U.S. Government Securities Risk — Although U.S. Government securities are considered to be among the safest investments, they are not guaranteed against price movements due to changing interest rates. Obligations issued by some U.S. Government agencies are backed by the U.S. Treasury, while others are backed solely by the ability of the agency to borrow from the U.S. Treasury or by the agency's own resources.


Loss of money is a risk of investing in the Fund.

Performance Information

As of January 31, 2013, Class I Shares of the Fund had not commenced operations and did not have a performance history.
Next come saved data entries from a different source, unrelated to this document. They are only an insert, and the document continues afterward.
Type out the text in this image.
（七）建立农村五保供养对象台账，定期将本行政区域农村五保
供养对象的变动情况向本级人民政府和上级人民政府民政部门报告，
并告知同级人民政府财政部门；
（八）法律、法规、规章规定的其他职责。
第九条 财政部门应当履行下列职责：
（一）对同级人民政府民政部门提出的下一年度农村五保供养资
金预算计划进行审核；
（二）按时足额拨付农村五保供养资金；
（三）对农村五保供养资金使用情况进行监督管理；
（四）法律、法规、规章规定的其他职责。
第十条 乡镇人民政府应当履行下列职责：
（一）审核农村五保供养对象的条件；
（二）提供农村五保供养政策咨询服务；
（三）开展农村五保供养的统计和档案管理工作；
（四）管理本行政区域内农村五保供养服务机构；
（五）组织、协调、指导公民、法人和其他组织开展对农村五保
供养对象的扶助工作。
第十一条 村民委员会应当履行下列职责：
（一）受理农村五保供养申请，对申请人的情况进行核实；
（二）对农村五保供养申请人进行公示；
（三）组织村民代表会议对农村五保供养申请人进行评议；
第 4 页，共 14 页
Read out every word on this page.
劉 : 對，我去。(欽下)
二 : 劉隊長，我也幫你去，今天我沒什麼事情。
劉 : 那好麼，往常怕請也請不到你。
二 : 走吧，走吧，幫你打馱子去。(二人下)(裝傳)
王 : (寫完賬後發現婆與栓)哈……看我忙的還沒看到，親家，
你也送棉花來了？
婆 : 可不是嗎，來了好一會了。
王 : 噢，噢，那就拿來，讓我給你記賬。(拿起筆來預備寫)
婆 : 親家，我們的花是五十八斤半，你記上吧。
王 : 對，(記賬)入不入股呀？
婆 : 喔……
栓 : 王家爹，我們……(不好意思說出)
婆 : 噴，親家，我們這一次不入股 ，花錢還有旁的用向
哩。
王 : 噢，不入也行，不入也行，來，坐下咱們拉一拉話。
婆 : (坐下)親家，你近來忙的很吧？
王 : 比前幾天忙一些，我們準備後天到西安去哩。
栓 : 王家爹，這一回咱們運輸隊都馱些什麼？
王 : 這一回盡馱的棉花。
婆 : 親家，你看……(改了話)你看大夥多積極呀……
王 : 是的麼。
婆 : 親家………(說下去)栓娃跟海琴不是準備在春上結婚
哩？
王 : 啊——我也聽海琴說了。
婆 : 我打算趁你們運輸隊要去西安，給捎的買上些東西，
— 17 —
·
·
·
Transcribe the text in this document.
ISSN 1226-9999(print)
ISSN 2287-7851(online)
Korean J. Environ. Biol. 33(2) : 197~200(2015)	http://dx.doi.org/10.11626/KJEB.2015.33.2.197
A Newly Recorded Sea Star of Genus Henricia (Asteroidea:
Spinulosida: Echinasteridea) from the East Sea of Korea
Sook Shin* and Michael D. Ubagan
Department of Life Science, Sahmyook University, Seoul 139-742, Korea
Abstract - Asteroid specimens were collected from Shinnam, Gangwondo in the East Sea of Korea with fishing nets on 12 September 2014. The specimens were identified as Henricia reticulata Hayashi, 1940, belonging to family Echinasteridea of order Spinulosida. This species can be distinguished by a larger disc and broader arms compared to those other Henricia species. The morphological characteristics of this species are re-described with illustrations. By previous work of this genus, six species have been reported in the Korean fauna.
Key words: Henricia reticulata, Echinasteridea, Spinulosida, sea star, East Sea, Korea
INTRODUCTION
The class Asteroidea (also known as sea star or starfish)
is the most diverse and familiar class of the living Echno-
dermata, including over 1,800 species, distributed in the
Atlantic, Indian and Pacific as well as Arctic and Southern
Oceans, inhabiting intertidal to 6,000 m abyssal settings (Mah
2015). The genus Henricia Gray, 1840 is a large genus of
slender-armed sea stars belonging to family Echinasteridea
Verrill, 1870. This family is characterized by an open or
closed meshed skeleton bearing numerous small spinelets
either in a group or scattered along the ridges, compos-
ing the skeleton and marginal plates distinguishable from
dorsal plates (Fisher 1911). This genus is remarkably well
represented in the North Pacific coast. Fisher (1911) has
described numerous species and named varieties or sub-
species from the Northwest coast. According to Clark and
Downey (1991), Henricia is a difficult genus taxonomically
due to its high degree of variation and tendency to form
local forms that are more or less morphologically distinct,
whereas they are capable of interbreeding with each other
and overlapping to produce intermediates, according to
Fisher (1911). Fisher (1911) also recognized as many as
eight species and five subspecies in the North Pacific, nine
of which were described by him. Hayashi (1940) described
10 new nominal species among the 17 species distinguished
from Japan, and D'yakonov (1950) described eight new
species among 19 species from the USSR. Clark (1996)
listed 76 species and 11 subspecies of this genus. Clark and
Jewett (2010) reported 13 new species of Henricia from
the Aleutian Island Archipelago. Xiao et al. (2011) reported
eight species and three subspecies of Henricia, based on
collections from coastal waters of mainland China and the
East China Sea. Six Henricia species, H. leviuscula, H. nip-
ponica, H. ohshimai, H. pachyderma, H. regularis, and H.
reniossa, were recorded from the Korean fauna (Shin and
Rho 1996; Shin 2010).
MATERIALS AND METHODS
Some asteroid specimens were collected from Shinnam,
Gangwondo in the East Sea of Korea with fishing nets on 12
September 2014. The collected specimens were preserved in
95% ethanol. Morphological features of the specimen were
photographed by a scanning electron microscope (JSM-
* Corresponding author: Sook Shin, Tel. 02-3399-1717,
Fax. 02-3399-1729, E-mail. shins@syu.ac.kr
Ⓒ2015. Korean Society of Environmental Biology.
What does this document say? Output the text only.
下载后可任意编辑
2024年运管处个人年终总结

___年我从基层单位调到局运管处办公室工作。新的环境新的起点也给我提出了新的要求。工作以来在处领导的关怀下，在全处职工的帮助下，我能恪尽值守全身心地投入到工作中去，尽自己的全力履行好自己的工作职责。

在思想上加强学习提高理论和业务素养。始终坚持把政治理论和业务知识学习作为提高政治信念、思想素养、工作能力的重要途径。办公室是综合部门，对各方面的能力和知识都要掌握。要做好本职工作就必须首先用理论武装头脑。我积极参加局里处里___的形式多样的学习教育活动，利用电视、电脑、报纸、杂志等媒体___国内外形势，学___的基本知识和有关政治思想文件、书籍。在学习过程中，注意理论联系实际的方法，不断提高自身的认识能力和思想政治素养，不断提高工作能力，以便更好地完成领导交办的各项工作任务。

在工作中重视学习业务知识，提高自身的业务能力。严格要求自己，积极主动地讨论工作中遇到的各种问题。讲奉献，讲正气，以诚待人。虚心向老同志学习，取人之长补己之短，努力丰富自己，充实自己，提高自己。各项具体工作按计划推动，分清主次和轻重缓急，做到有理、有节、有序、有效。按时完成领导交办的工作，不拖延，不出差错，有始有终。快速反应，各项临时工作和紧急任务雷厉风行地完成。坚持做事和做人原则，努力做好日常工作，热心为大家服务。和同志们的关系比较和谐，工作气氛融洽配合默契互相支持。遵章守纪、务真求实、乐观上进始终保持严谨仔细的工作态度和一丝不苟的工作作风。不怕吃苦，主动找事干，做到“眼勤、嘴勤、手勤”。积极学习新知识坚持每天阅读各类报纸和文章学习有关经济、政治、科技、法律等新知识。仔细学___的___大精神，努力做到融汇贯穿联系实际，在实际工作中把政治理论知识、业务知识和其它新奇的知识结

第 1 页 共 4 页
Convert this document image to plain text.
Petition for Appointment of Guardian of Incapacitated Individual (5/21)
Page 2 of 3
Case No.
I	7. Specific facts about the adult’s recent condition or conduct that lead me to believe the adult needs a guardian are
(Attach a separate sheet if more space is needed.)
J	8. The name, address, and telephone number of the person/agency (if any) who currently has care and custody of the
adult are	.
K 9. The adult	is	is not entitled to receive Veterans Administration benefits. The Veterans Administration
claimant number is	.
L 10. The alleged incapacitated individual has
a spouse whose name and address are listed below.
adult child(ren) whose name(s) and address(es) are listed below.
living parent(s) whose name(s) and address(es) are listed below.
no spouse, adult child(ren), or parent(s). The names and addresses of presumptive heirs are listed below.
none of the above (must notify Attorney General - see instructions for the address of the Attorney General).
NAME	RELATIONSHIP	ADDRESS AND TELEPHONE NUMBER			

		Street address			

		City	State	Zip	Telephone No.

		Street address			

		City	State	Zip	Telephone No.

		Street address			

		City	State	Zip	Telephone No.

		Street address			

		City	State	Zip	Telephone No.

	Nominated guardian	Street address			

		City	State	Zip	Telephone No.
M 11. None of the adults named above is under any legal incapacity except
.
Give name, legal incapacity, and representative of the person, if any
The bar chart and the performance table below provide some indication of the risks of investing in the Fund by showing changes in the Fund's performance from year to year for each calendar year since inception and by showing how the Fund's average annual returns for 1 year, and since the Fund's inception, compare with those of a broad measure of market performance. Since Class I Shares are invested in the same portfolio of securities, return for Class I Shares will be substantially similar to those of Class A Shares, shown here, and will differ only to the extent that Class I Shares have higher expenses. The Fund's past performance (before and after taxes) is not necessarily an indication of how the Fund will perform in the future. For current performance information, please call 1-800-DIAL-SEI.

Bar Chart

Best Quarter: 2.43% (03/31/11)


 Worst Quarter: -0.37% (06/30/12)

Average Annual Total Returns (for the periods ended December 31, 2012)

After-tax returns are calculated using the historical highest individual federal marginal income tax rates and do not reflect the impact of state and local taxes. Your actual after-tax returns will depend on your tax situation and may differ from those shown. After-tax returns shown are not relevant to investors who hold their Fund shares through tax-deferred arrangements, such as 401(k) plans or individual retirement accounts.

Average Annual Returns SIMT Real Return Fund
Label
Average Annual Returns, 1 Year
Average Annual Returns, Since Inception
Average Annual Returns, Inception Date
Class A
Class A Return Before Taxes 2.23% 4.18% Jul. 02, 2009
After Taxes on Distributions Class A
Class A Return After Taxes on Distributions 0.91% 3.11%  
After Taxes on Distributions and Sale of Fund Shares Class A
Class A Return After Taxes on Distributions and Sale of Fund Shares 1.45% 2.95%  
Barclays Capital 1-5 Year U.S. TIPS Index Return (reflects no deduction for fees, expenses or taxes)
Barclays Capital 1-5 Year U.S. TIPS Index (reflects no deduction for fees, expenses or taxes) 2.66% 4.62% [1] Jul. 31, 2009
[1] Index returns are shown from July 31, 2009.